BreadWineJM: What about people who don’t see themselves as cooks? Is there a message in your book for them?

SN: I think we’re in a funny place culturally—there’s a lot of messaging that tells us cooking is hard or complicated, that you need a culinary degree and a lifestyle brand. But it’s not particularly difficult, and the learning process is such a rewarding one.

I really do think that all people—men and women, young and old, should be able to feed themselves and the people they love with simple foods, made with love and with their hands. I don’t think it needs to be as specialized a skill as we’ve made it out to be. Grab a knife and an onion, and start where you are.

JM: As more and more Christians begin to take seriously the meaning of eating, what makes your message distinctive and unique?

SN: I’m a home cook, and I’m a storyteller. I’m not tremendously interested in abstractions and ideals, but I’m fascinated by the time we spend around our actual tables and the flavors and smells that we encounter when we get there.
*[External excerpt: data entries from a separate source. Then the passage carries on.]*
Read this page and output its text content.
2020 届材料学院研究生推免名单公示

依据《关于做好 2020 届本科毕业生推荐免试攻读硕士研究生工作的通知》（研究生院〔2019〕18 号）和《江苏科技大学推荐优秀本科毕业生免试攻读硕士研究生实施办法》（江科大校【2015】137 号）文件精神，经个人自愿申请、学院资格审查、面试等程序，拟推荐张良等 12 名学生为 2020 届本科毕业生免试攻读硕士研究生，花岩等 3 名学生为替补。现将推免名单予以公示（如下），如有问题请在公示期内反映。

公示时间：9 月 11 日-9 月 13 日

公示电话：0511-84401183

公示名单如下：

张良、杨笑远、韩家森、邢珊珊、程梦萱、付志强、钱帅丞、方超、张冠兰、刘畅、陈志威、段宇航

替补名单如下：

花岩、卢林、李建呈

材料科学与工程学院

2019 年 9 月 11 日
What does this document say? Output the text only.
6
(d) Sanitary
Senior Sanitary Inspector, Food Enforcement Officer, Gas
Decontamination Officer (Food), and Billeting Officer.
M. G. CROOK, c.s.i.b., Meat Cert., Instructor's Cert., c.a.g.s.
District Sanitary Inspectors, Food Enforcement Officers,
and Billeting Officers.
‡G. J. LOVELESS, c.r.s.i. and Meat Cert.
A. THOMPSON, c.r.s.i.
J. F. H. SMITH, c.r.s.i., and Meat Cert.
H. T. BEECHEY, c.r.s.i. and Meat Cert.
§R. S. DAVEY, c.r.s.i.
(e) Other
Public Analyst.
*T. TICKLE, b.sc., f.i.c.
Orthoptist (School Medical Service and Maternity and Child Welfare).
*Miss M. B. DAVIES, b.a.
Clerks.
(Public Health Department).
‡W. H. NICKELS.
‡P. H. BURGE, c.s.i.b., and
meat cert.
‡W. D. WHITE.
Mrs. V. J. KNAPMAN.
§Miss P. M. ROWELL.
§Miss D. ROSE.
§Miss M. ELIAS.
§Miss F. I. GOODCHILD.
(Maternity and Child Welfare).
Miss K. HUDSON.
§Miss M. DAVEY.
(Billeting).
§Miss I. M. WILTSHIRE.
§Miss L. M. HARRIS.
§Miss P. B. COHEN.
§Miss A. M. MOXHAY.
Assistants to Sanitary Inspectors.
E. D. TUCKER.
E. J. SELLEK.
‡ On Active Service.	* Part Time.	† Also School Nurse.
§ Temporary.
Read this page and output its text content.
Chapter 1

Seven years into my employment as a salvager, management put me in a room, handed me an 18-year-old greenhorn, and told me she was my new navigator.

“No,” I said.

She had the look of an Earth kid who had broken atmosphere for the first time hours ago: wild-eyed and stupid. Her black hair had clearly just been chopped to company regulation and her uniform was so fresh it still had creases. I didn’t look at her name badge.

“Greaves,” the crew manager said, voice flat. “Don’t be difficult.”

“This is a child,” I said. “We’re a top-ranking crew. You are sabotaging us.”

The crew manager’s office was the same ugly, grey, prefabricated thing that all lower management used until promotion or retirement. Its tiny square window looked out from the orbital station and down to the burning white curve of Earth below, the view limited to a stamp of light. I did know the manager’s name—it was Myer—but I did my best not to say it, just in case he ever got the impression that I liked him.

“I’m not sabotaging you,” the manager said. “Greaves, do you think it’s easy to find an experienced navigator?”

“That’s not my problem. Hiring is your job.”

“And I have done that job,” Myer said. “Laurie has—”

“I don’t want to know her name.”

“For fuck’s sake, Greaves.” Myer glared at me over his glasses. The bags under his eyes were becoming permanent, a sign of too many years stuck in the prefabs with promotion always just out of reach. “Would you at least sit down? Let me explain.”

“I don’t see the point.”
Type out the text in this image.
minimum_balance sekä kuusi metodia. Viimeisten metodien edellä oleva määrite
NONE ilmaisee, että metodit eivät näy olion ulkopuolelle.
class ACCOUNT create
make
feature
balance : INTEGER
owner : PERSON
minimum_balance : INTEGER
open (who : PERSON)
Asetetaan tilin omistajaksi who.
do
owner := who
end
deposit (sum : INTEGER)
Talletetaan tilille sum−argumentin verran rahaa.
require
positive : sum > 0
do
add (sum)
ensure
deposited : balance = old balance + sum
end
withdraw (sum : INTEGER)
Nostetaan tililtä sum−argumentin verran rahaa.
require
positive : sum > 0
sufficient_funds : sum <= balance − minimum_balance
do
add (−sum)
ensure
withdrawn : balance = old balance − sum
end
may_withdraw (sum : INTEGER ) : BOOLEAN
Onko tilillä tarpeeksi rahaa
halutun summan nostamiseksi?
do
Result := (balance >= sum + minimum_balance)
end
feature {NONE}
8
I couldn’t have predicted how deeply meaningful it would be when I get messages from readers who tell me they’ve made the recipes in the book, that they’ve invited the people they love around their tables, and they’ve shared long meals together—candles burning down, napkins twisted, forks sneaking across the table for one more bite of cake or enchiladas.


This isn’t an issue to write about for me. This is more like a heartbeat. This isn’t a topic, as such. This is a lifestyle, one I love, one I am endlessly captured by.